Major General Ioane Naivalurua (also known as Iowane Naivalurua) is a Fijian politician, police officer, civil servant, and the current Minister for Police.

==Early life and education==
Naivalurua is from Suva and was educated at Marist Brothers Primary School, Royal Military Academy Sandhurst, and the Australian Defence College.

==Military and civil service career==
Naivalurua has previously served as Land Force Commander in the Republic of Fiji Military Forces. In February 2005 he promised that the army would never allow another coup in Fiji.

Following the 2006 Fijian coup d'état he was appointed Commissioner of Prisons by the military regime. In July 2007 he was promoted from Colonel to Brigadier General. Later that month, following a purge of SOE chairs, he was appointed as chairman of Post Fiji Limited. In 2010 he was appointed Commissioner of police. In January 2011 he was reappointed as police commissioner for a three-year term. His term expired in September 2013.

==Diplomatic service==
In January 2014 he was appointed ambassador-at-large, and allowed to visit New Zealand, despite official sanctions against members of the military regime. In March 2014 he was promoted to Major General. In March 2015 he was appointed ambassador to China, replacing Esala Teleni.

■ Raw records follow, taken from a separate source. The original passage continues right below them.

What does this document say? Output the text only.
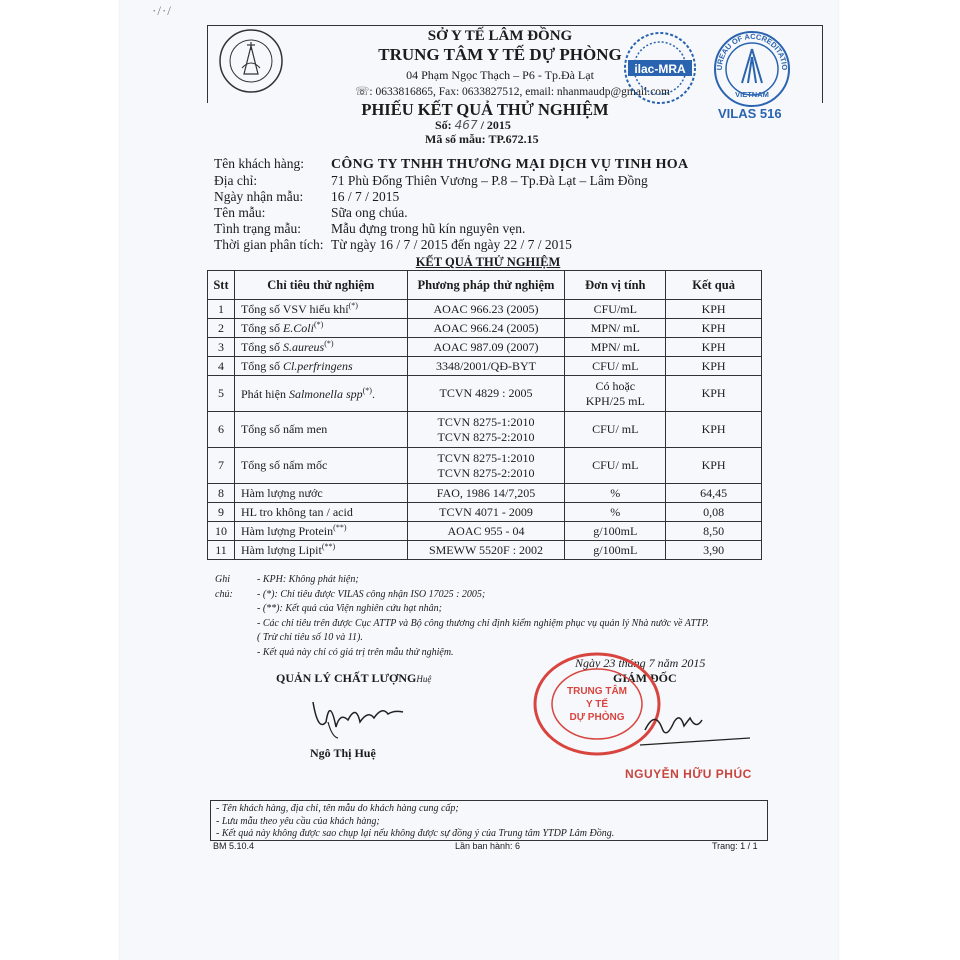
·/·/
SỞ Y TẾ LÂM ĐỒNG
TRUNG TÂM Y TẾ DỰ PHÒNG
04 Phạm Ngọc Thạch – P6 - Tp.Đà Lạt
☏: 0633816865, Fax: 0633827512, email: nhanmaudp@gmail.com
ilac-MRA	UREAU OF ACCREDITATIO
VIETNAM
VILAS 516
PHIẾU KẾT QUẢ THỬ NGHIỆM
Số: 467 / 2015
Mã số mẫu: TP.672.15
Tên khách hàng: CÔNG TY TNHH THƯƠNG MẠI DỊCH VỤ TINH HOA
Địa chỉ:	71 Phù Đổng Thiên Vương – P.8 – Tp.Đà Lạt – Lâm Đồng
Ngày nhận mẫu: 16 / 7 / 2015
Tên mẫu:	Sữa ong chúa.
Tình trạng mẫu: Mẫu đựng trong hũ kín nguyên vẹn.
Thời gian phân tích: Từ ngày 16 / 7 / 2015 đến ngày 22 / 7 / 2015
KẾT QUẢ THỬ NGHIỆM
Stt	Chỉ tiêu thử nghiệm	Phương pháp thử nghiệm	Đơn vị tính	Kết quả
1	Tổng số VSV hiếu khí(*)	AOAC 966.23 (2005)	CFU/mL	KPH
2	Tổng số E.Coli(*)	AOAC 966.24 (2005)	MPN/ mL	KPH
3	Tổng số S.aureus(*)	AOAC 987.09 (2007)	MPN/ mL	KPH
4	Tổng số Cl.perfringens	3348/2001/QĐ-BYT	CFU/ mL	KPH
5	Phát hiện Salmonella spp(*).	TCVN 4829 : 2005	Có hoặc
KPH/25 mL	KPH
6	Tổng số nấm men	TCVN 8275-1:2010
TCVN 8275-2:2010	CFU/ mL	KPH
7	Tổng số nấm mốc	TCVN 8275-1:2010
TCVN 8275-2:2010	CFU/ mL	KPH
8	Hàm lượng nước	FAO, 1986 14/7,205	%	64,45
9	HL tro không tan / acid	TCVN 4071 - 2009	%	0,08
10	Hàm lượng Protein(**)	AOAC 955 - 04	g/100mL	8,50
11	Hàm lượng Lipit(**)	SMEWW 5520F : 2002	g/100mL	3,90
Ghi chú:
- KPH: Không phát hiện;
- (*): Chỉ tiêu được VILAS công nhận ISO 17025 : 2005;
- (**): Kết quả của Viện nghiên cứu hạt nhân;
- Các chỉ tiêu trên được Cục ATTP và Bộ công thương chỉ định kiểm nghiệm phục vụ quản lý Nhà nước về ATTP.
( Trừ chỉ tiêu số 10 và 11).
- Kết quả này chỉ có giá trị trên mẫu thử nghiệm.
Ngày 23 tháng 7 năm 2015
QUẢN LÝ CHẤT LƯỢNGHuệ	GIÁM ĐỐC
Ngô Thị Huệ
TRUNG TÂM
Y TẾ
DỰ PHÒNG
NGUYỄN HỮU PHÚC
- Tên khách hàng, địa chỉ, tên mẫu do khách hàng cung cấp;
- Lưu mẫu theo yêu cầu của khách hàng;
- Kết quả này không được sao chụp lại nếu không được sự đồng ý của Trung tâm YTDP Lâm Đồng.
BM 5.10.4	Lần ban hành: 6	Trang: 1 / 1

In September 2017 he was appointed permanent secretary of foreign affairs. He resigned as permanent secretary and retired from public service in September 2019.

==Political career==
Naivalurua stood as a FijiFirst candidate in the 2022 Fijian general election, and was elected to the Parliament of Fiji.

Following the collapse of FijiFirst he remained in Parliament as an independent MP as the leader of the opposition Group of 9 Bloc. On 10 January 2025, he was sworn as Minister of Police under Rabuka's government.

==Civil society==
Naivalurua is president of Basketball Fiji. In August 2023 he was awarded the FIBA President's Award for 2023.